“Did you have any concerns about their interest in partnering with ICE to cross-designate police officers to do immigration enforcement?” Helzer asked.
“My concerns were, first of all, that we had implemented a philosophy of policing called community-oriented policing and problem-solving where a key component of that philosophy is forming partnerships with members of the community,” Hensley replied.
“Particularly with Costa Mesa, it was the [Latino] community on the Westside. My belief and opinion at that time was that taking on this program would harm that relationship we worked so hard to create.”

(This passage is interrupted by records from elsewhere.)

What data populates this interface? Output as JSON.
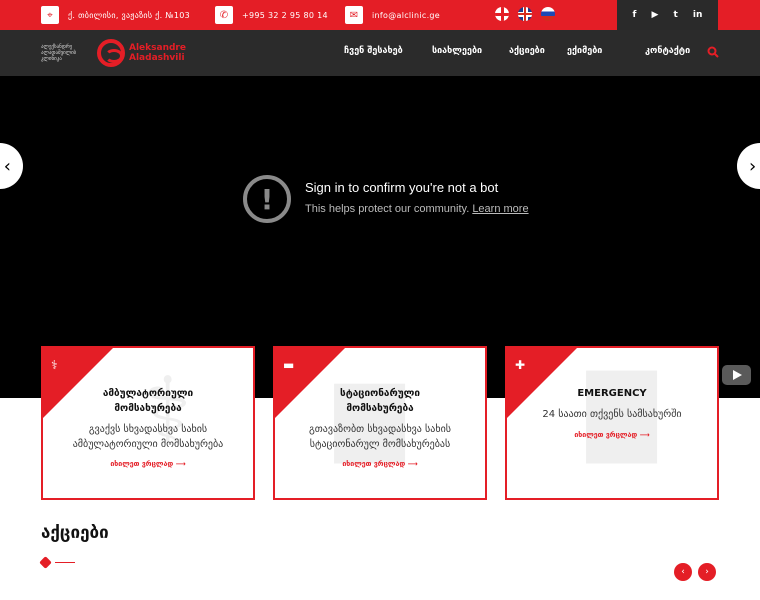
{
  "topbar": {
    "address": "ქ. თბილისი, ვაჟაზის ქ. №103",
    "address_icon": "map-pin-icon",
    "phone": "+995 32 2 95 80 14",
    "phone_icon": "phone-icon",
    "email": "info@alclinic.ge",
    "email_icon": "envelope-icon",
    "languages": [
      "ka",
      "en",
      "ru"
    ],
    "social": [
      "f",
      "▶",
      "t",
      "in"
    ],
    "accent_color": "#e41e26"
  },
  "logo": {
    "georgian_text": "ალექსანდრე ალადაშვილის კლინიკა",
    "english_line1": "Aleksandre",
    "english_line2": "Aladashvili"
  },
  "nav": {
    "items": [
      "ჩვენ შესახებ",
      "სიახლეები",
      "აქციები",
      "ექიმები",
      "კონტაქტი"
    ]
  },
  "video": {
    "title": "Sign in to confirm you're not a bot",
    "subtitle": "This helps protect our community.",
    "link": "Learn more"
  },
  "services": [
    {
      "icon": "stethoscope-icon",
      "title_line1": "ამბულატორიული",
      "title_line2": "მომსახურება",
      "desc_line1": "გვაქვს სხვადასხვა სახის",
      "desc_line2": "ამბულატორიული მომსახურება",
      "link": "იხილეთ ვრცლად ⟶"
    },
    {
      "icon": "bed-icon",
      "title_line1": "სტაციონარული",
      "title_line2": "მომსახურება",
      "desc_line1": "გთავაზობთ სხვადასხვა სახის",
      "desc_line2": "სტაციონარულ მომსახურებას",
      "link": "იხილეთ ვრცლად ⟶"
    },
    {
      "icon": "ambulance-icon",
      "title_line1": "EMERGENCY",
      "title_line2": "",
      "desc_line1": "24 საათი თქვენს სამსახურში",
      "desc_line2": "",
      "link": "იხილეთ ვრცლად ⟶"
    }
  ],
  "promotions": {
    "title": "აქციები"
  }
}
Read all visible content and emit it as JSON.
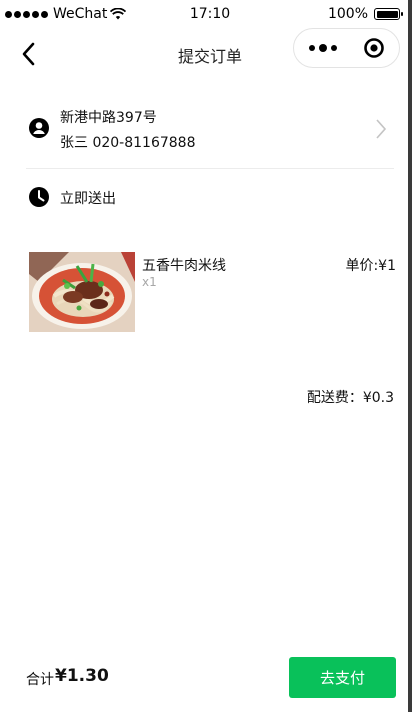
{
  "status_bar": {
    "carrier": "WeChat",
    "time": "17:10",
    "battery": "100%",
    "battery_level": 1.0
  },
  "nav": {
    "title": "提交订单"
  },
  "address": {
    "line1": "新港中路397号",
    "line2": "张三 020-81167888"
  },
  "delivery": {
    "label": "立即送出"
  },
  "product": {
    "name": "五香牛肉米线",
    "quantity": "x1",
    "price": "单价:¥1"
  },
  "fee": "配送费：¥0.3",
  "footer": {
    "total_label": "合计",
    "total_value": "¥1.30",
    "pay_button": "去支付"
  },
  "colors": {
    "accent": "#09c15a",
    "muted_text": "#a7a7a7"
  }
}
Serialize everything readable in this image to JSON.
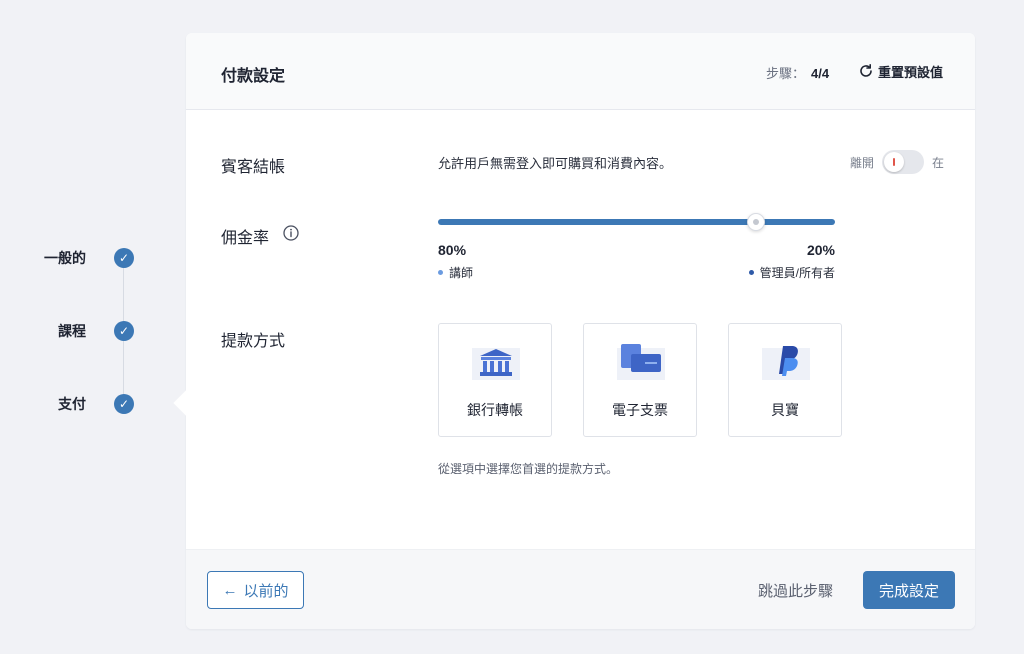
{
  "stepper": {
    "steps": [
      {
        "label": "一般的",
        "completed": true
      },
      {
        "label": "課程",
        "completed": true
      },
      {
        "label": "支付",
        "completed": true
      }
    ]
  },
  "header": {
    "title": "付款設定",
    "step_label": "步驟：",
    "step_value": "4/4",
    "reset_label": "重置預設值"
  },
  "guest_checkout": {
    "label": "賓客結帳",
    "description": "允許用戶無需登入即可購買和消費內容。",
    "toggle_off_label": "離開",
    "toggle_on_label": "在",
    "enabled": false
  },
  "commission": {
    "label": "佣金率",
    "instructor_percent": "80%",
    "instructor_label": "講師",
    "admin_percent": "20%",
    "admin_label": "管理員/所有者",
    "instructor_share": 0.8
  },
  "payout": {
    "label": "提款方式",
    "methods": [
      {
        "label": "銀行轉帳",
        "icon": "bank-icon"
      },
      {
        "label": "電子支票",
        "icon": "echeck-icon"
      },
      {
        "label": "貝寶",
        "icon": "paypal-icon"
      }
    ],
    "hint": "從選項中選擇您首選的提款方式。"
  },
  "footer": {
    "prev_label": "以前的",
    "prev_arrow": "←",
    "skip_label": "跳過此步驟",
    "finish_label": "完成設定"
  },
  "colors": {
    "accent": "#3c78b5",
    "background": "#f1f2f6",
    "instructor_dot": "#6b9be0",
    "admin_dot": "#2f5aa8"
  }
}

Hensley was one of many police officers and witnesses who gave sworn depositions before ACLU and Costa Mesa attorneys earlier this year related to a civil suit Acosta filed against the city; in it, Acosta claimed that his right to free speech was violated when he was thrown out of a council meeting then detained for several hours. Excerpts from the depositions were submitted to federal court Monday as part of the ACLU argument to reject the city’s attempt to have the suit thrown out because they claim it is baseless.
ACLU attorneys claim that Acosta was targeted for prosecution because he disagreed with Mansoor and Bever’s views.
Mansoor and Bever were backing a proposed partnership with ICE officials that would train police officers in Costa Mesa to enforce federal immigration laws, essentially turning officers into ICE agents on patrol. According to officers’ testimony, most if not everyone in the department opposed the idea, with Hensley taking the argument to Mansoor and Bever.